Hal itu berdasarkan ‘Soerat Pengakoean Hak Milik Keboen/Poelaoe Koekoesan Kecil dan Koekoesan Besar, tertangal 27 Februari 1957 yang dibuat dan ditandatangan oleh sejumlah pihak yakni Sitti Hasijah Daeng Mawerra/Daeng Ngintang (sebagai yang Berhak/Pemilik), Kepala Hamente Badjo, Sawedi, dan Kepala Hamente Nggorang, Ishaka.
Tidak hanya itu kepemilikan tanah tersebut juga dikuatkan dengan surat Pemberian Hibah/Pelimpahan Hak Milik Tanah dari Daeng Ngintang kepada anaknya Abu Soufyan Daeng Pabeta yang dibuat di hadapan dan ditandatangani oleh Bupati Kepala Daerah Tingkat II Manggarai, Frans Sales Lega, tertanggal 15 Mei 1975.

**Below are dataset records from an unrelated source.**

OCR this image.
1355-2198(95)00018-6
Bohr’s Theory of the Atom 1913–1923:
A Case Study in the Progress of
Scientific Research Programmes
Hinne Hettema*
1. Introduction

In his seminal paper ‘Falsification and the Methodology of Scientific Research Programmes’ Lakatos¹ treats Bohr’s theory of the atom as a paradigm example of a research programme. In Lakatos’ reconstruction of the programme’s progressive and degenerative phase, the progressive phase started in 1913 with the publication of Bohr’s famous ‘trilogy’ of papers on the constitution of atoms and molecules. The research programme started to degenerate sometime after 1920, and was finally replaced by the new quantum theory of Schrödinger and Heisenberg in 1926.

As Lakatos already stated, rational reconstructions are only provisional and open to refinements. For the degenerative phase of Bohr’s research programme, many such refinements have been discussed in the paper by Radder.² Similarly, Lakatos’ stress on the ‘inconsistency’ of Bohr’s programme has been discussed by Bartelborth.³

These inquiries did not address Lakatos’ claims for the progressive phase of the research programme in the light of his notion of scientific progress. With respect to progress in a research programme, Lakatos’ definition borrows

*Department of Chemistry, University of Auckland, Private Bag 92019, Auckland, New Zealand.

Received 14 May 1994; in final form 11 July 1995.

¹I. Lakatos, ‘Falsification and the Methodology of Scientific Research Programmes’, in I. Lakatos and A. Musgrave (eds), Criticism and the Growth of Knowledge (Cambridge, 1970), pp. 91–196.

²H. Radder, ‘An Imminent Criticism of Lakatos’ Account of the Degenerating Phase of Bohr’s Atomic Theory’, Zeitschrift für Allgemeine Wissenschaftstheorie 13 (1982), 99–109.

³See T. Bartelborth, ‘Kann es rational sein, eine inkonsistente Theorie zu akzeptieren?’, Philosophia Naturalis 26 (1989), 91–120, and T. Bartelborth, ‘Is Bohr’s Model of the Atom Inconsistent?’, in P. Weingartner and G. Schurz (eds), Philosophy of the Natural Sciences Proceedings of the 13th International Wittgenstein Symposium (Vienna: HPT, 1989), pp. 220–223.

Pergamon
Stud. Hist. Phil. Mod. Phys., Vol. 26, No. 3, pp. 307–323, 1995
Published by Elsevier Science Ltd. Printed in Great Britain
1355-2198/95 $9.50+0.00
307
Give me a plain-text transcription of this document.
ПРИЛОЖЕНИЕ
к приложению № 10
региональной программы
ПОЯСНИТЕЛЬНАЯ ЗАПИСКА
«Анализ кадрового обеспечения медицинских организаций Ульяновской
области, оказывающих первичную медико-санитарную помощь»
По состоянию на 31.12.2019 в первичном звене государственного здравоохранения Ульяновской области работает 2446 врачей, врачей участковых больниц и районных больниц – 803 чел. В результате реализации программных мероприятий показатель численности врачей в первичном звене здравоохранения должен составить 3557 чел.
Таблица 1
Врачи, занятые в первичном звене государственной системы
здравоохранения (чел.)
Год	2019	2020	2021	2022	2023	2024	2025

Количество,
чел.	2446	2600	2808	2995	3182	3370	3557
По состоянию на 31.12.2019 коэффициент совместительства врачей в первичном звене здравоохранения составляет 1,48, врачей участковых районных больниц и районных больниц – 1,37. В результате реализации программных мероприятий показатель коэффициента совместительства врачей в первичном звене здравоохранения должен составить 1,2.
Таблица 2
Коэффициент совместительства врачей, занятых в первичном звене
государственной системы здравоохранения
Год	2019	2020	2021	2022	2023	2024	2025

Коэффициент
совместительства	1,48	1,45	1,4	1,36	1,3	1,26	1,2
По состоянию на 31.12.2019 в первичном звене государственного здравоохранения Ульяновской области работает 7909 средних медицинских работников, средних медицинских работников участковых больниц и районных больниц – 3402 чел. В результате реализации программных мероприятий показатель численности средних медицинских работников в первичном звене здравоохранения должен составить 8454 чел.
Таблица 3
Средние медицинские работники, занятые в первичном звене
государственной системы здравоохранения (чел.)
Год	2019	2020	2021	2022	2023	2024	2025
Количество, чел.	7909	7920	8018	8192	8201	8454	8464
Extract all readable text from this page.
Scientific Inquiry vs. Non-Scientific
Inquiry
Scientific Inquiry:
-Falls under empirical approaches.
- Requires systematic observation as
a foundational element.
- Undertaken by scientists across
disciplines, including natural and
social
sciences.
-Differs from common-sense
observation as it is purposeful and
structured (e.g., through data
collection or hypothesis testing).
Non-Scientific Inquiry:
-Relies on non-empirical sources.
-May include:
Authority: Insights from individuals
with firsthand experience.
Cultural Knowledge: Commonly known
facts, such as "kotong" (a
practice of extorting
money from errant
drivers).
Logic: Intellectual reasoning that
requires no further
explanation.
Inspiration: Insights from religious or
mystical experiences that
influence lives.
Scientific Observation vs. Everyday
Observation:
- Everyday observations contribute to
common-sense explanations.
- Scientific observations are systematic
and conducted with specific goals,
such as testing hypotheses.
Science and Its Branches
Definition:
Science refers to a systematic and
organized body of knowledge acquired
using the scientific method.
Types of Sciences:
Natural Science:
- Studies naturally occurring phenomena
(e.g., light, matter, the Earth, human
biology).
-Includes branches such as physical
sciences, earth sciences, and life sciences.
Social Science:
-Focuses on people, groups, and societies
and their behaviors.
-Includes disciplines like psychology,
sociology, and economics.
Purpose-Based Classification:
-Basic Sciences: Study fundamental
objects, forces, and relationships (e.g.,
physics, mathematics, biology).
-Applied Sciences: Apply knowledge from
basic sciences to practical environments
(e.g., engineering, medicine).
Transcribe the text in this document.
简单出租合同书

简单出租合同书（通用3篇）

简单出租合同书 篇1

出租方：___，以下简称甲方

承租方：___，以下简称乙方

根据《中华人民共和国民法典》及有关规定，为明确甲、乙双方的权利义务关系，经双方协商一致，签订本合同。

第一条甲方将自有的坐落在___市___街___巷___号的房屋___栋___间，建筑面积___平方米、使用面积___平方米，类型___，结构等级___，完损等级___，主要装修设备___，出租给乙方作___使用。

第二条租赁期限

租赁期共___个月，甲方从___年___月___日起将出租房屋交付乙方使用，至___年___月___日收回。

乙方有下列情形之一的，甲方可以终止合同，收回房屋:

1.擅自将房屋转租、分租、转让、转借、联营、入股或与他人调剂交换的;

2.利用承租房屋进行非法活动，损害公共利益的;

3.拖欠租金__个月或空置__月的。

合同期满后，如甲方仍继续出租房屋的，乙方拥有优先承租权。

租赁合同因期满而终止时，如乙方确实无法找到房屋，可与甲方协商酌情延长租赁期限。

“Setelah Ibu Sitti Nasih Daeng Mawerra alias Daeng Ngintang alias Lolo Intang meninggal dunia, tanah di Kukusan Besar dan Kukusan Kecil menjadi hak milik dari Bapak Abu Soufyan Daeng Pabeta sebagai ahli waris dari Ibu Sitti Nasih Daeng Mawerra,” kata Kuasa hukum Benediktus Janur dalam klarifikasinya yang diterima Portal Desa, Selasa 18 Februari 2025.
Kemudian lanjut Benediktus setelah Abu Soufyan Daeng Pabeta meninggal dunia, maka tanah tersebut menjadi hak milik para Ahli Warisnya, yakni Ibu Entin Martini (Istri) dan Muhmmad Thasyrif Daeng (Anak).
“H Maudu Djudje (Alm) tidak mempunyai hak milik atas tanah di Pulau Kukusan Besar. Dia hanya diberikan ijin untuk melepaskan/memelihara 13 ekor kambing sesuai dengan permintaan H. Maudu Djudje (Alm) kepada Ponggawa Bajo Sahabudin sebagaimana dinyatakan dalam Surat Keterangan tertanggal 20-70-1965,” jelasnya.
Benediktus menambahkan pada 11 Pebruari 1993 Abu Soufyan Daeng Pabeta pernah memberikan Surat Teguran kepada H Maudu Djudje (Alm) untuk memindahkan peliharaan miliknya dari tanah tersebut tetapi tidak menghiraukan Surat Teguran tersebut.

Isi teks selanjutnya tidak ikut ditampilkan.